Virulence-associated phenotypes of wild-type E. coli and Salmonella ΔqseC and their ΔqseE mutants (A) and (B) show the attachment to, and invasion of, Caco-2 cells by wild-type (WT) E. coli (A) and Salmonella (B) and their ΔqseC and ΔqseE mutants (ΔC and ΔE) after 3 h incubation at 37°C; n = 3. Bacterial numbers were quantified as described in Materials and methods. (C) (E. coli) and (D) (Salmonella) show the virulence (LD50) of the wild-type and ΔqseC and ΔqseE mutant strains in a Galleria model of infection (n = 3). Data are expressed as % survival, and are representative results of at least three independent experiments.

Figure 5.

Growth of wild-type E. coli and Salmonella and their ΔqseC and ΔqseE mutants in C or N modified M9 medium.
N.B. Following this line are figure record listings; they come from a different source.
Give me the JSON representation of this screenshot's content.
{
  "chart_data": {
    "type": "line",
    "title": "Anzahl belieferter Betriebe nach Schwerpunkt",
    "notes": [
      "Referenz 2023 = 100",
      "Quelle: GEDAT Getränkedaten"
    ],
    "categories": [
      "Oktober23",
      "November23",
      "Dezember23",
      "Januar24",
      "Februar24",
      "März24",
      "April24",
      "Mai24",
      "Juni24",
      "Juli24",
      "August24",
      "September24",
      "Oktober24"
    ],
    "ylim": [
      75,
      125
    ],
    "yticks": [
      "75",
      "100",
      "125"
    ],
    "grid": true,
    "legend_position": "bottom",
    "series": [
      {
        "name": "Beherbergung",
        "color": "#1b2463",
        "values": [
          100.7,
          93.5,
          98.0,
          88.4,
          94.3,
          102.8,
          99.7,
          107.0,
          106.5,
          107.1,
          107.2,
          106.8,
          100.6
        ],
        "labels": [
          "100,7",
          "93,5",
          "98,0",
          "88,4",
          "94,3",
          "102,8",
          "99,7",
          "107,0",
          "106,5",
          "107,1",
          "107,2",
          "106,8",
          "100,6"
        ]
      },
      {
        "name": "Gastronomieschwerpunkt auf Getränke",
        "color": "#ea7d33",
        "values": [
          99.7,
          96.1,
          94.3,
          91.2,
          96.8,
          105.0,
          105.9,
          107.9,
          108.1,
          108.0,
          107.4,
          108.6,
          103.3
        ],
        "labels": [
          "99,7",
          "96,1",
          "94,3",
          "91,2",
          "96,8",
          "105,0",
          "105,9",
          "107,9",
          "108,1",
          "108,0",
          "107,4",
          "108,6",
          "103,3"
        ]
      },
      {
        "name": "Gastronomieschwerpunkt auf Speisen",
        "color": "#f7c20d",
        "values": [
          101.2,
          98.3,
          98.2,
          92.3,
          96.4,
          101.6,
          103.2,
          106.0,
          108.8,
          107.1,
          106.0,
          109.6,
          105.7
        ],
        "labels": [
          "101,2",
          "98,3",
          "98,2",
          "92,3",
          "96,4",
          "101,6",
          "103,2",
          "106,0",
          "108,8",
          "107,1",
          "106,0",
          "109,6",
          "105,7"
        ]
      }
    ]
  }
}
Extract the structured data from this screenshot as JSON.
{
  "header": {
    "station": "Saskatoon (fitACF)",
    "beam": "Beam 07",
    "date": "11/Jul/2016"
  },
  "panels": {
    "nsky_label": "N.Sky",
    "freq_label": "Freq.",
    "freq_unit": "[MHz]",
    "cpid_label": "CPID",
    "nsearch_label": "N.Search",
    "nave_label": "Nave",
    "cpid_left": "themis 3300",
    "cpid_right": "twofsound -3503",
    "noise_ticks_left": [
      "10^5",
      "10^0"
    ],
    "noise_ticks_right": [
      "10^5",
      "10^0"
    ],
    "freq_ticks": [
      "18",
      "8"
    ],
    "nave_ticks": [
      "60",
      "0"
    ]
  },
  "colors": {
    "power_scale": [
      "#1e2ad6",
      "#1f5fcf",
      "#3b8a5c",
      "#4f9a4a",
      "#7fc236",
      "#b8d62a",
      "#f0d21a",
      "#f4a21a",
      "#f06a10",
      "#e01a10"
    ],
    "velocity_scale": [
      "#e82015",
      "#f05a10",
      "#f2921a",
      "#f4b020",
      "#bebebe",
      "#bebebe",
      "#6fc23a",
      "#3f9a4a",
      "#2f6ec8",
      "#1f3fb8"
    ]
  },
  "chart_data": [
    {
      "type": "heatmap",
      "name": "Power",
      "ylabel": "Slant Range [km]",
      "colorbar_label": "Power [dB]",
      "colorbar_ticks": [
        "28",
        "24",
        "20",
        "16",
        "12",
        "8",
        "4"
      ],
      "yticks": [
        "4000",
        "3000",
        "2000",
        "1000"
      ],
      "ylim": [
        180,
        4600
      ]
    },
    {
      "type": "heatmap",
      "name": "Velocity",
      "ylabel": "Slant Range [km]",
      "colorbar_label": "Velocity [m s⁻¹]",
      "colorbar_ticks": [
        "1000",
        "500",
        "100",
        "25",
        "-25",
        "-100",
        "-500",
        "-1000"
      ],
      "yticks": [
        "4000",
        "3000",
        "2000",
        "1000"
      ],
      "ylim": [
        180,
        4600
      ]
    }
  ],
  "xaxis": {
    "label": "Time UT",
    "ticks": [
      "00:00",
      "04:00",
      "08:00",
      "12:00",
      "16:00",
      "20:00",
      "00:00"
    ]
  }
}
Overnight cultures of wild-type E. coli or Salmonella and their ΔqseC and ΔqseE mutants were diluted 1:1000 in M9 medium supplemented with 0.4% glucose (A), 0.4% glycerol (B) or 8.55 mM of ammonium sulphate instead of ammonium chloride (C). To measure the growth kinetics of E. coli and Salmonella ΔqseC and ΔqseE mutants in high and low osmotic strength media, cultures were diluted 1:100 in M9 medium with 0.4% glucose as carbon source with either 0.6 M NaCl (D) or no (0) M NaCl (E). Growth kinetics were measured at 37°C over 24 h in a Varioscan spectrophotometer. Values shown represent the means and standard deviations of values from triplicate cultures (n = 3).

Figure 6.

Temperature sensitivity of wild-type E. coli and Salmonella and their ΔqseC and ΔqseE mutants Overnight cultures of wild-type E. coli or Salmonella and their ΔqseC or ΔqseE mutants were diluted 1:1000 in M9 medium supplemented with 0.4% glucose, and growth kinetics over the 20–40°C range measured for 24 h in a Varioscan spectrophotometer. Values represent the means and standard deviations of values from triplicate cultures (n = 3).